La France et la crise actuelle
Il ne faut pas confondre alarmisme et vigilance. Mais les derniers développements concernant notamment la mise en examen du président Sarkozy sont nettement inquiétants : des irresponsables ont fait parvenir au juge bordelais et à ses assesseurs un courrier très menaçant, renouant avec des pratiques absolument condamnables et que l’on croyait révolues. Ce n’est hélas pas la première fois dans l’histoire récente de ce pays que des juges, des journalistes, des hommes politiques ou des industriels reçoivent de telles menaces. Raison de plus pour sévir sans faiblesse contre de telles pratiques.
Mais il ne s’agit là que de la partie visible de l’iceberg, il faut aussi considérer la partie immergée. Et celle-ci est des plus inquiétantes. Il est temps que le président de la République, M. François Hollande, fasse entendre sa voix dans le sens du rassemblement et de l’union nationale. Trop de projets de réforme ont heurté de larges secteurs de l’opinion : le mariage gay, la réforme de l’école, la fiscalité, la laïcité et, dernier mais non moindre, cette maladresse qui a consisté à mettre en examen un homme qui continue de compter aux yeux de l’opinion, laquelle s’est sentie bafouée et méprisée. D’où ce déchainement de violence verbale dont il faut empêcher par tous les moyens la traduction en violente physique..
Un mot sur la relation entre le corps judicaire et la nation. Depuis l’époque de la Bible jusqu’à nos jours, la justice a été la baromètre des sociétés libres et démocratiques. Aucun état de droit n’est ce qu’il veut être sans justice. J’écoutais hier la télévision Al-Jaziera parler de l’indépendance des juges en Egypte (hourriyat al-Qada), face au pouvoir du président islamiste Morsi.

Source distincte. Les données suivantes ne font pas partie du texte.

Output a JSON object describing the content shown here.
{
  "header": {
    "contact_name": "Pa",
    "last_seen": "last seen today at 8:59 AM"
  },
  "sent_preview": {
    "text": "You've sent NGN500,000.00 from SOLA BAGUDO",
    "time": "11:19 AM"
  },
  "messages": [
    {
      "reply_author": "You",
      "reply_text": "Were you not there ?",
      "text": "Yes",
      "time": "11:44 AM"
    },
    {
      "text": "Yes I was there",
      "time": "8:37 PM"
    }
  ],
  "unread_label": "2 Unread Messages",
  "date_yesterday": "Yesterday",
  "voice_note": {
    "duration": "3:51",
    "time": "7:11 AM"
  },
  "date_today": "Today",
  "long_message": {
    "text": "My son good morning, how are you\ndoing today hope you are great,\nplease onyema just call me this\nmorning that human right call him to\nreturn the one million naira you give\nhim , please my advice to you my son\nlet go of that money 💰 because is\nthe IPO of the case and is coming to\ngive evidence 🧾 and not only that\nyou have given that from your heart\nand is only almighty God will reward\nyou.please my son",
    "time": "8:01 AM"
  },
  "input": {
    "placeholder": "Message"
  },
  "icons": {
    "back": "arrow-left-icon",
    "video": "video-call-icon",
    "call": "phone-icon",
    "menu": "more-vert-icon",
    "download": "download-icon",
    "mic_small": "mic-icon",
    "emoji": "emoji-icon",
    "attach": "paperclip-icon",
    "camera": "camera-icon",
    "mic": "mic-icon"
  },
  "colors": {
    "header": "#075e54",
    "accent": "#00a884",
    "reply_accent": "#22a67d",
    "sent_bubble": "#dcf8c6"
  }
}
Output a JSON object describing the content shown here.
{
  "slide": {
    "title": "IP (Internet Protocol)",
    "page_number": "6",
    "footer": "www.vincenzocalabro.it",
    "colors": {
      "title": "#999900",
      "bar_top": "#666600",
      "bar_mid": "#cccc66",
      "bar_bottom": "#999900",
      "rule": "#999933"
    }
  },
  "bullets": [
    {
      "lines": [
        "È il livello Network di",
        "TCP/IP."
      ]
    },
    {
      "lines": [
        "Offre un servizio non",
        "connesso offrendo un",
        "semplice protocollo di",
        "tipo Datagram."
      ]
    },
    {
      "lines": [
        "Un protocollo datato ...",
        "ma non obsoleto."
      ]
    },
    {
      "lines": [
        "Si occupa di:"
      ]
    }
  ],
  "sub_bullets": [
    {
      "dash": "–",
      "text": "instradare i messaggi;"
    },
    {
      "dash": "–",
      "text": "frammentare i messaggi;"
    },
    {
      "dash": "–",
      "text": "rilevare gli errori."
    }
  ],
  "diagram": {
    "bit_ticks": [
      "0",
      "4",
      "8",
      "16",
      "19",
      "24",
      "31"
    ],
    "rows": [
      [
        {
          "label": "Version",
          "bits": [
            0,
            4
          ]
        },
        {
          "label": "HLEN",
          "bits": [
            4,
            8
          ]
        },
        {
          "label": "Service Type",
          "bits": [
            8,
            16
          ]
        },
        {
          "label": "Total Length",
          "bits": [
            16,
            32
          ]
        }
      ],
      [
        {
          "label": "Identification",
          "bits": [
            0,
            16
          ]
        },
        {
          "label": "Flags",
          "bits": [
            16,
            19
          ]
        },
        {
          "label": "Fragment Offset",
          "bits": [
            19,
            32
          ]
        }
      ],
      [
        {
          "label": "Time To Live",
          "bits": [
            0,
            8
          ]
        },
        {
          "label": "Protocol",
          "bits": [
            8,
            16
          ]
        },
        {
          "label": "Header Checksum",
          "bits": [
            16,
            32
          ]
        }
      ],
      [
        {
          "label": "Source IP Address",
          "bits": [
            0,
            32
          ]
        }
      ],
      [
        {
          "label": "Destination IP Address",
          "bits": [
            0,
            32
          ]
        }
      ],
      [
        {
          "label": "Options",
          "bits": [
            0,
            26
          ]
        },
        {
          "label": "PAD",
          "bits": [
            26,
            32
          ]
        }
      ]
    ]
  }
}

Mais il convient d’exercer la justice et de dire le droit avec beaucoup de finesse et d’intelligence. Les magistrats qu’il faut respecter sont des hommes et des femmes comme les autres, ils ont des opinions, des convictions, des phobies, des attirances, bref ils sont comme tout le monde. Et ils ne supportent pas toujours la critique, surtout quand on leur explique qu’ils ne sont pas seuls au monde, que leurs décisions ont nécessairement un impact sur la société dans son ensemble. Et qu’il serait fatal de ne pas en tenir compte. Nous ne sommes pas pour une justice qui détruit les fondements de la société. Cela vaudrait pour la justice de Dieu et encore, puisqu’on nous parle toujours de sa miséricorde qui œuvre à la mitigation des peines… Faute de quoi, nous dit le Talmud, le monde aurait déjà été maintes fois détruit…
Si un juge de province ou de Paris met en examen un homme politique de premier plan, notamment pour un chef aussi grave, il faut vraiment être très naïf pour croire que cela ne fera pas de vagues. Certes, il faut le dire, certaines réactions ont été excessives et quelques propos tenus ont dû dépasser la pensée de leurs auteurs. Mais le corporatisme existe aussi chez tout le monde. Il faut respecter les juges car ils incarnent l’institution judiciaire mais devons nous être réduits au silence lorsqu’ils rendent leurs verdicts ? Que dire de toutes ces graves erreurs judiciaires commises ces dix dernières années ? Ou alors faut-il parler de l’infaillibilité judiciaire comme on a jadis parlé d’un dogme de l’Eglise catholique ?
Il faut vite se ressaisir et retrouver un peu de sang froid. Le rôle du président est de rassembler, il doit être à l’écoute de la nation et sortir par le haut, comme on dit. Ce dont nous avons besoin aujourd’hui, ce n’est pas de réformer la société car cela peut attendre. Ce qu’il nous faut aujourd’hui, c’est prendre la mesure du changement d’époque : car il ne s’agit pas de crise, les crises sont passagères, or ce que nous vivons depuis des années ne passe pas. C’est un signe.
Ce dont nous avons besoin –et qui ne tombera pas du Ciel- ce sont l’amélioration de l’emploi et de notre niveau de vie. Le reste est important mais peut attendre.